Pseudomonas aeruginosa is a human pathogen that infects the body given the smallest occasion, being the cause of many hospital-acquired infections.

The worst part is that it can actually cause fatal infections in people suffering from cystic fibrosis.

This bacterium is popular for its capacity to develop a very strong resistance against commonly-used antibiotics and it is nothing unusual for treatments to fail.

The novelty came from scientists at the Center of Microbial and Plant Genetics, at the Katholieke Universiteit Leuven, in Belgium, who discovered that as the bacterial population starts manifesting resistance to the antibiotic fosfomycin, the number of persister cells isolated from Pseudomonas aeruginosa infections decreases.

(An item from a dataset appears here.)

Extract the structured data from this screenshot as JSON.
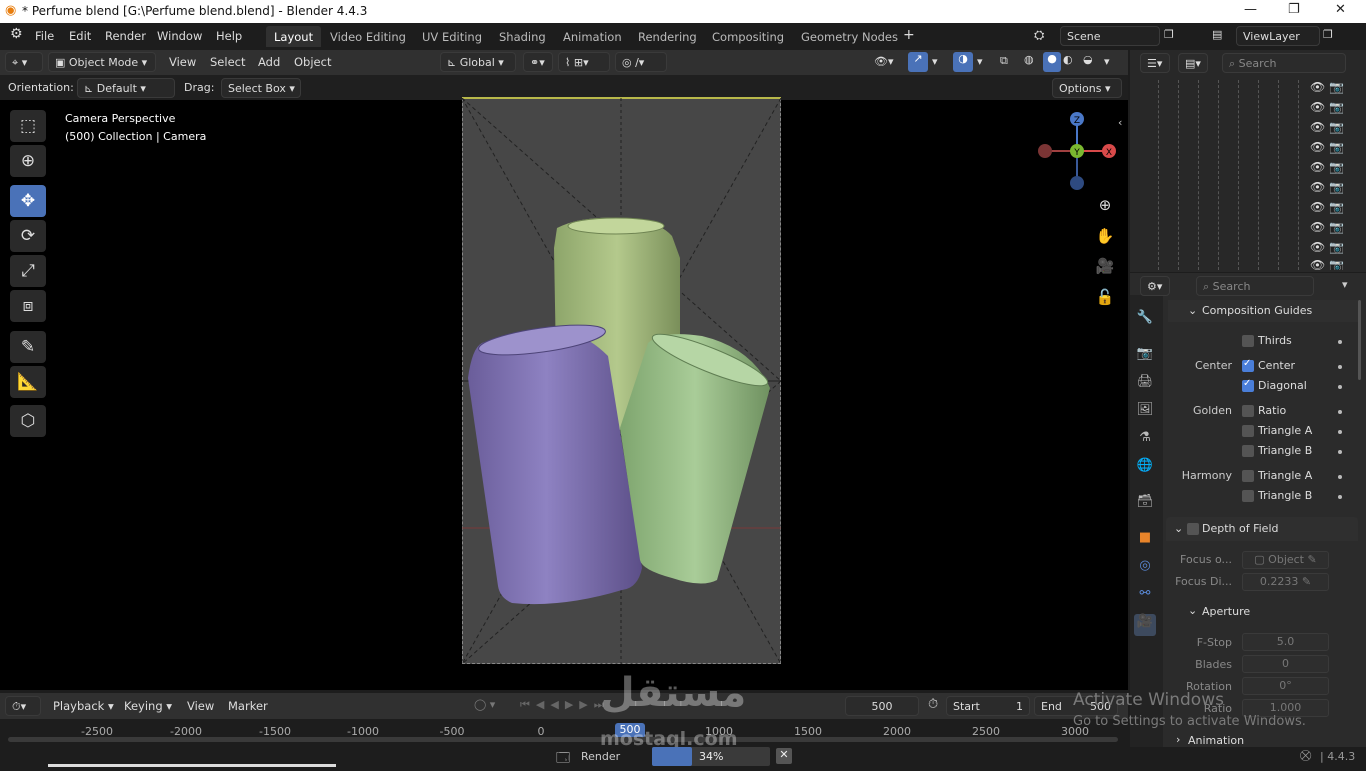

Persister bacterial cells are hyper-resistant to all antibiotics at once, temporarily – they are able to survive normally lethal levels of antibiotics, without actually being genetically resistant to the drug.

They are one of the main causes of treatment failure, but the problem is that the entire mechanism behind this strength is still unknown.

Professor Jan Michiels, leader of the study, explained that “persister cells are produced in low numbers, but nevertheless make it almost impossible to completely remove the bug from the patient.

“As a result, eradication of infections through antibiotic treatment usually takes a long time.

"Our work shows that antibiotic treatment may also influence the number of persisters formed.”

Professor Michiels admitted that targeting persistence is an attractive option, and that “ideally both susceptible and persistent cells would be targeted in a single therapy, but firstly we need to understand more about the interplay between genetic resistance and persistence to avoid stimulating one or the other.

“Unraveling the mechanism behind bacterial persistence is really important to enable us to optimize treatments of chronic bacterial infections.”

So for now, co-administration therapies (in which drugs targeting non-essential cellular functions are combined with antibiotics) are under development, in order to treat MDR infections.